Saturday, September 05, 2009

Raining

At this time of year, I love the rain - the sound of it, and particularly the smell of it. It washes away the accumulated dust of summer and refreshes. It sends me back indoors to cups of steaming tea and good books and soft throw blankets and quiet music and family board games. It feels rich and lush on my skin, and on the dry grass.

But it also feels appropriately gray. I never met Lisa in person, but I am grieving.

I am struggling with my own medical situation, too. Next week I need to decide, with the help of my surgeon, whether to undergo surgery again. I am struggling with the idea that I might have cancer again. I am not sleeping well; I have a hard time falling asleep and then I wake up in the middle of the night and lie there, restless and slightly scared. My sleep is fitful. What is my life bringing me next? Am I strong enough to handle another hit? How can I protect my family from the pain that comes with such a hit? How can I stop from going insane in the process?
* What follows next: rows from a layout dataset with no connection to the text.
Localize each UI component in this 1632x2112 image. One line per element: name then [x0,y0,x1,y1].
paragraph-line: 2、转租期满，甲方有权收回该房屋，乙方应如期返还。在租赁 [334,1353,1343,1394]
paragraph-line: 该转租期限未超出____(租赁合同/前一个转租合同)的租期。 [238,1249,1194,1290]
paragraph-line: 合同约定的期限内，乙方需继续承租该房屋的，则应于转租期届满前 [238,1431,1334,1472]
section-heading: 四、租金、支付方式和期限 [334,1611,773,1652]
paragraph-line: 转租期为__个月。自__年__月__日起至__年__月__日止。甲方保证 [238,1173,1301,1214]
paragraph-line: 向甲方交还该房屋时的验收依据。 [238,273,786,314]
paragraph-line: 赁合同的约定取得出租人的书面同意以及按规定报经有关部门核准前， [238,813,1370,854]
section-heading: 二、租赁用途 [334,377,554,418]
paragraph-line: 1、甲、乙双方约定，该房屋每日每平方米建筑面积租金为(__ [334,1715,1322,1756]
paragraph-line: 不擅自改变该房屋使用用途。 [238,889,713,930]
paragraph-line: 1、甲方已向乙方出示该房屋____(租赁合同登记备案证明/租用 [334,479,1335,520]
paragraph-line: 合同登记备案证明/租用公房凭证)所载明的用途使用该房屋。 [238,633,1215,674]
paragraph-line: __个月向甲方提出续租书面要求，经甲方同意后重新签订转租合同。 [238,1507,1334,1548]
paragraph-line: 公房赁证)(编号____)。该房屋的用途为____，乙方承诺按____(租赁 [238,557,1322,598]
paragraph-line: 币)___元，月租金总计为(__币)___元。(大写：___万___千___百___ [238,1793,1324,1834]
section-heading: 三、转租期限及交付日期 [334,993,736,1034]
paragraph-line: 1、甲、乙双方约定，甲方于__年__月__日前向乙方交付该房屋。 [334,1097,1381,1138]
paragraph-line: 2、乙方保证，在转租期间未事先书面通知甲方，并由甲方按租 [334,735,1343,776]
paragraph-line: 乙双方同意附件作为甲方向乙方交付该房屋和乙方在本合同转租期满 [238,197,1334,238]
I am still praying that it is nothing, of course. But part of the struggle is accepting that this is my path for the rest of my life: there will be tests, and there will be fear, and there will be waiting. Never again will I be normal, never again will I be innocent. My knowledge carries a heavy
price.

Praying that it is nothing.

And trying to live my life fully, and not just crawl into bed for the next week.

I remain very focused on my efforts to cook sustainable, local, seasonal, healthy food. We eat tomatoes with every meal right now; last night I brought bruschetta to my girls' night in potluck with friends; today, I'll make that again or maybe switch up to insalate caprese. Katie gave me more plums, and I'm in the middle of making jam - "real" jam, not the freezer variety - for the first time. (Thanks to Kathleen for giving me her canning stuff.) If it wasn't raining today I'd hoped to pick blackberries for more jam.

Yesterday Tessa and I went downtown with friends to SAM and the water taxi and the Pike Place donut shop (I didn't eat any donuts - yay me).

Today we're having some friends over for an end of summer BBQ....indoors, apparently, because of the rain.

Next week, Tessa begins school. We've got her school supplies (with horse pictures on them) and her backpack (with a horse on it) and her new clothes (mostly with horse motifs).

I'm moving my herbs out of pots and into the ground, so that they will be in the front of the house and have a chance to grow more.

It takes effort to do these fun things, or these chores, because there is a big part of me that wants to curl up in a ball and cry "I'm so scared, I'm so scared."

On Thursday I hope to have the surgery/no surgery decision. Most of all, I hope to find peace.

I'm glad there is church tomorrow.

1 comment:

Anna Banana said...

Thinking of you, Kristina. Wishing you strength, which you already have, and extra strength for the time ahead.